In PLoS One this week, researchers at the World Health Organization's Collaborating Center for Reference and Research on Influenza report their development of a pyrosequencing assay "for the rapid identification and subtyping of potential human influenza A virus reassortants based on all eight gene segments of the virus," which they say could enhance flu surveillance. "This method was shown to be capable of detecting reassortant viruses by correctly identifying the source of all eight gene segments from three vaccine production reassortant viruses and three H1N2 viruses," the authors say. They add that pyrosequencing is a "sensitive and specific procedure for screening large numbers of viruses for reassortment events amongst the commonly circulating human influenza A viruses."
Elsewhere in PLoS One, investigators in Denmark and the Netherlands report their use of pyrosequencing to comparatively analyze bacterial communities in a potato field. By analyzing the rhizospheres of six cultivars at three growth stages, along with their corresponding bulk soils, the team obtained around 350,000 bacterial sequences. "Across all samples, rank abundance distributions best fitted the power law model, which indicates a community composed of a few highly dominant species next to numerous rare species," the authors report. Overall, the researchers found that, across all cultivars, "the young plant stages revealed cultivar-dependent bacterial community structures, which disappeared in the flowering and senescence stages."
Researchers at Germany's University of Cologne and Wageningen University in the Netherlands discuss the theoretical evolutionary accessibility of mutational pathways. "We define a mutational pathway to be accessible if it contains the minimal number of mutations required to reach the target genotype, and if fitness increases in each mutational step," Cologne's Jasper Franke et al. write in their PLoS Computational Biology paper. In assessing this definition and its resulting model predictions on an empirical eight-locus fitness landscape for the filamentous fungus Aspergillus niger, the team found that "the globally optimal configuration should be accessible to genome-wide evolution, but the repeatability of evolutionary trajectories is limited owing to the presence of a large number of alternative mutational pathways."

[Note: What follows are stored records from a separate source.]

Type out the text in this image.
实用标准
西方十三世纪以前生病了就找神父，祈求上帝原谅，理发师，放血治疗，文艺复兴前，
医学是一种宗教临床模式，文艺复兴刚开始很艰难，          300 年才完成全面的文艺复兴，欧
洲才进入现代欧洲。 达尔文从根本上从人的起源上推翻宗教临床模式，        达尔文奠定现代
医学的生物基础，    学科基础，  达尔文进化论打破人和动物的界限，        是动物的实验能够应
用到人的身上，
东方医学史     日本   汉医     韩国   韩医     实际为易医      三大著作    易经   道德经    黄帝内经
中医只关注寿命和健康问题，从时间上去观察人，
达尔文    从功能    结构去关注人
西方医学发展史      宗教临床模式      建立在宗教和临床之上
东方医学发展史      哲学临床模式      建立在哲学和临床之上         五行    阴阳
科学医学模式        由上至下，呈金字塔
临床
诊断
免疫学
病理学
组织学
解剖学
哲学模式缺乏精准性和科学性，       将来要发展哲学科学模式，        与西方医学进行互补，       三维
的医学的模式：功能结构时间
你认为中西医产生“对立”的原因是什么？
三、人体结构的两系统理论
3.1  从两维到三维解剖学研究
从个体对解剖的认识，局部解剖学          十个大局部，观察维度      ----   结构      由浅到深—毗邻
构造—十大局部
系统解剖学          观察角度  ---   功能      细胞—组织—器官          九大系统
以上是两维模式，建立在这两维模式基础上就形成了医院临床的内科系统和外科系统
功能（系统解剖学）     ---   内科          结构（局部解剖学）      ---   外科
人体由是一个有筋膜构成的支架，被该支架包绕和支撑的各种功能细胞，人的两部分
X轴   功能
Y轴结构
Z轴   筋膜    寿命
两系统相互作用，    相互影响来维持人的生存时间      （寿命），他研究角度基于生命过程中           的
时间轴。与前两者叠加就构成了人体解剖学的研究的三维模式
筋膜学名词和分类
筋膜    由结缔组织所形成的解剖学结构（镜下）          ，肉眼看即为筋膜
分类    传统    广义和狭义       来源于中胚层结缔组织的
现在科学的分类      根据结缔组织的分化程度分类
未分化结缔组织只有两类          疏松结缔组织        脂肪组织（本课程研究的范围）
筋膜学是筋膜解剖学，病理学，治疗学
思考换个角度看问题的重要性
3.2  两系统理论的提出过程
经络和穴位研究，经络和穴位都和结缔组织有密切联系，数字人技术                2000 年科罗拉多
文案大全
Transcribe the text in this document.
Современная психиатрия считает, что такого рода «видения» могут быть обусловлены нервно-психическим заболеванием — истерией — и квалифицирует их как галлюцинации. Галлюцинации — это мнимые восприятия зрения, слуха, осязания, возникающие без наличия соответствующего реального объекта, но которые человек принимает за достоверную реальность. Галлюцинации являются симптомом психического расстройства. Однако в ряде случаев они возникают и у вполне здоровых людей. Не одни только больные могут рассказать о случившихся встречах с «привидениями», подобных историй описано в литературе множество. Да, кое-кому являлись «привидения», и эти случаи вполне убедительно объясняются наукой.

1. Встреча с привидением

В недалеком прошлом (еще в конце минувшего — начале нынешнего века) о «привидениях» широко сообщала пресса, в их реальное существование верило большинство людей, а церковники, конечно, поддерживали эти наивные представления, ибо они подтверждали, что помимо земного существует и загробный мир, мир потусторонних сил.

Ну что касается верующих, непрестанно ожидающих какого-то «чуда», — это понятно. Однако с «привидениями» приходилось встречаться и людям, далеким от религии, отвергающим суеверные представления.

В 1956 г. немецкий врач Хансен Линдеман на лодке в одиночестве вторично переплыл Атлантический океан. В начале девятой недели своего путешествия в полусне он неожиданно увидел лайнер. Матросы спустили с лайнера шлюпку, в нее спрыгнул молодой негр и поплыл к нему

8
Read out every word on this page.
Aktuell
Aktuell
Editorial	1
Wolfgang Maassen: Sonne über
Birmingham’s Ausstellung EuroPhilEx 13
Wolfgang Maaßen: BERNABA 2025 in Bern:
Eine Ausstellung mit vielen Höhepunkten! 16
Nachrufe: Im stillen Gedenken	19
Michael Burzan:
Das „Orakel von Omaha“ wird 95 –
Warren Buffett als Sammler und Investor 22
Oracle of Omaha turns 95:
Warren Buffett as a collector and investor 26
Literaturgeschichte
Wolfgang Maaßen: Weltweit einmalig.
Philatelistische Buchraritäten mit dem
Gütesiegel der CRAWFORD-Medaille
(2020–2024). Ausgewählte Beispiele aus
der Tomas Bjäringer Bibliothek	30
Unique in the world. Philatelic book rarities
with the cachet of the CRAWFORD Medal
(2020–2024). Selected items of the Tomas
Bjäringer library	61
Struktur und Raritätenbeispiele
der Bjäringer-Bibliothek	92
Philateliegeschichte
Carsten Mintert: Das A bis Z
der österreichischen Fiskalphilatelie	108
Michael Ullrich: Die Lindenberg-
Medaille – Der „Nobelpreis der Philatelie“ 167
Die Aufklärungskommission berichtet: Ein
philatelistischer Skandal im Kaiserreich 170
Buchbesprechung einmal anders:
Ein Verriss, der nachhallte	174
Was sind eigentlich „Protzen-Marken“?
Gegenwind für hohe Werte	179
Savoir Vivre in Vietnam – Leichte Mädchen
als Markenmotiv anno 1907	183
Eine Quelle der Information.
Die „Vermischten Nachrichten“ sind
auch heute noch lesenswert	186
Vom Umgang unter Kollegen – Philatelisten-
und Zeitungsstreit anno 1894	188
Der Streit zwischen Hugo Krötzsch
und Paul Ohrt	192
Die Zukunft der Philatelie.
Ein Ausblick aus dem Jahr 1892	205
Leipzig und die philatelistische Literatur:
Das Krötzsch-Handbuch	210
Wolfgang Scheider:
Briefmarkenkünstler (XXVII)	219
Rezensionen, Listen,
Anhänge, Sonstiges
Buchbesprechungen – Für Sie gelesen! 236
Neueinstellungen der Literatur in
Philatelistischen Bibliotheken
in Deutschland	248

Over in PLoS Pathogens, a pair of researchers at GlaxoSmithKline discuss its use of phenotypic screens and chemical genomics to identify antimalarial compounds as potential treatments. "From a chemical standpoint, some hits may look like bona fide drug leads while others more like chemical probes for target identification," the GSK duo writes. In reviewing such screening initiatives, the researchers suggest room for improvement. "Sets of whole-cell hits should be re-screened for specific modes of action. Even with the small numbers of compounds in such sets, single target screens are probably not practical given the effort required to validate individual targets and develop robust assays," the authors write, later adding that "most of those assays are complex and not amenable to high throughput screening." Further, the GSK researchers say that "it may not be possible to assign individual targets to all compounds, particularly to those hitting more than one target, but validating a given pathway or cellular process as amenable to pharmacological intervention will still be useful."